International Journal of Pattern Recognition and Artificial Intelligence (02180014)25(1)pp. 1-35
One problem in background estimation is the inherent change in the background such as waving tree branches, water surfaces, camera shakes, and the existence of moving objects in every image. In this paper, a new method for background estimation is proposed based on function approximation in kernel domain. For this purpose, Weighted Kernel-based Learning Algorithm (WKLA) is designed. WKLA includes a weighted type of kernel least mean square algorithm with ability to function approximation in the presence of noise.
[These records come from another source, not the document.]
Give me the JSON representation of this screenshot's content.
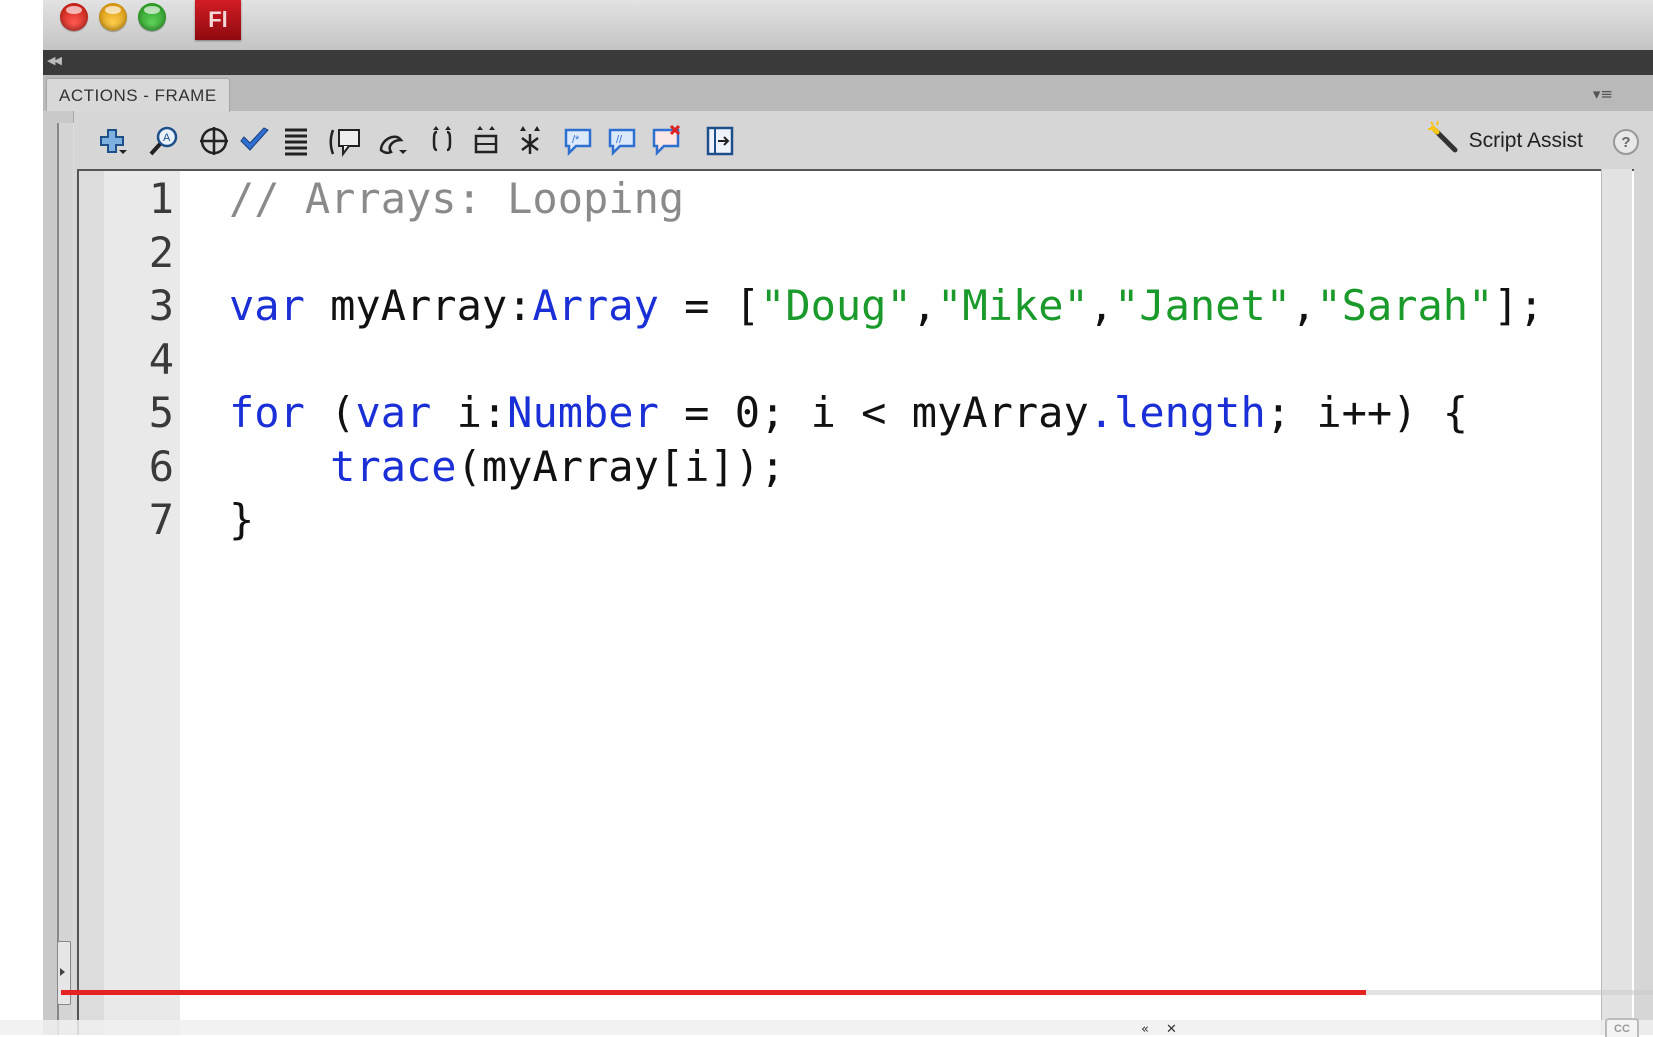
{
  "window": {
    "app_badge": "Fl"
  },
  "panel": {
    "tab_label": "ACTIONS - FRAME",
    "menu_glyph": "▾≡"
  },
  "toolbar": {
    "script_assist_label": "Script Assist",
    "help_label": "?"
  },
  "editor": {
    "line_numbers": [
      "1",
      "2",
      "3",
      "4",
      "5",
      "6",
      "7"
    ],
    "lines": [
      [
        {
          "t": "// Arrays: Looping",
          "c": "comment"
        }
      ],
      [],
      [
        {
          "t": "var",
          "c": "kw"
        },
        {
          "t": " myArray:",
          "c": "plain"
        },
        {
          "t": "Array",
          "c": "type"
        },
        {
          "t": " = [",
          "c": "plain"
        },
        {
          "t": "\"Doug\"",
          "c": "str"
        },
        {
          "t": ",",
          "c": "plain"
        },
        {
          "t": "\"Mike\"",
          "c": "str"
        },
        {
          "t": ",",
          "c": "plain"
        },
        {
          "t": "\"Janet\"",
          "c": "str"
        },
        {
          "t": ",",
          "c": "plain"
        },
        {
          "t": "\"Sarah\"",
          "c": "str"
        },
        {
          "t": "];",
          "c": "plain"
        }
      ],
      [],
      [
        {
          "t": "for",
          "c": "kw"
        },
        {
          "t": " (",
          "c": "plain"
        },
        {
          "t": "var",
          "c": "kw"
        },
        {
          "t": " i:",
          "c": "plain"
        },
        {
          "t": "Number",
          "c": "type"
        },
        {
          "t": " = 0; i < myArray",
          "c": "plain"
        },
        {
          "t": ".length",
          "c": "type"
        },
        {
          "t": "; i++) {",
          "c": "plain"
        }
      ],
      [
        {
          "t": "    ",
          "c": "plain"
        },
        {
          "t": "trace",
          "c": "kw"
        },
        {
          "t": "(myArray[i]);",
          "c": "plain"
        }
      ],
      [
        {
          "t": "}",
          "c": "plain"
        }
      ]
    ]
  },
  "video": {
    "progress_fraction": 0.82,
    "cc_label": "CC"
  },
  "colors": {
    "keyword": "#1a2fd6",
    "string": "#1a9a2a",
    "comment": "#8a8a8a",
    "progress": "#e52222"
  }
}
So, the proposed background estimation method includes two stages: firstly, a novel algorithm for outlier detection namely Fuzzy Outlier Detector (FOD) is applied. Then obtained results are fed to the WKLA. The proposed approach can handle scenes containing moving backgrounds, gradual illumination changes, camera vibrations, and non-empty backgrounds. The qualitative results and quantitative evaluations on various indoor and outdoor sequences relative to existing approaches show the high accuracy and effectiveness of the proposed method in background estimation and foreground detection. © 2011 World Scientific Publishing Company.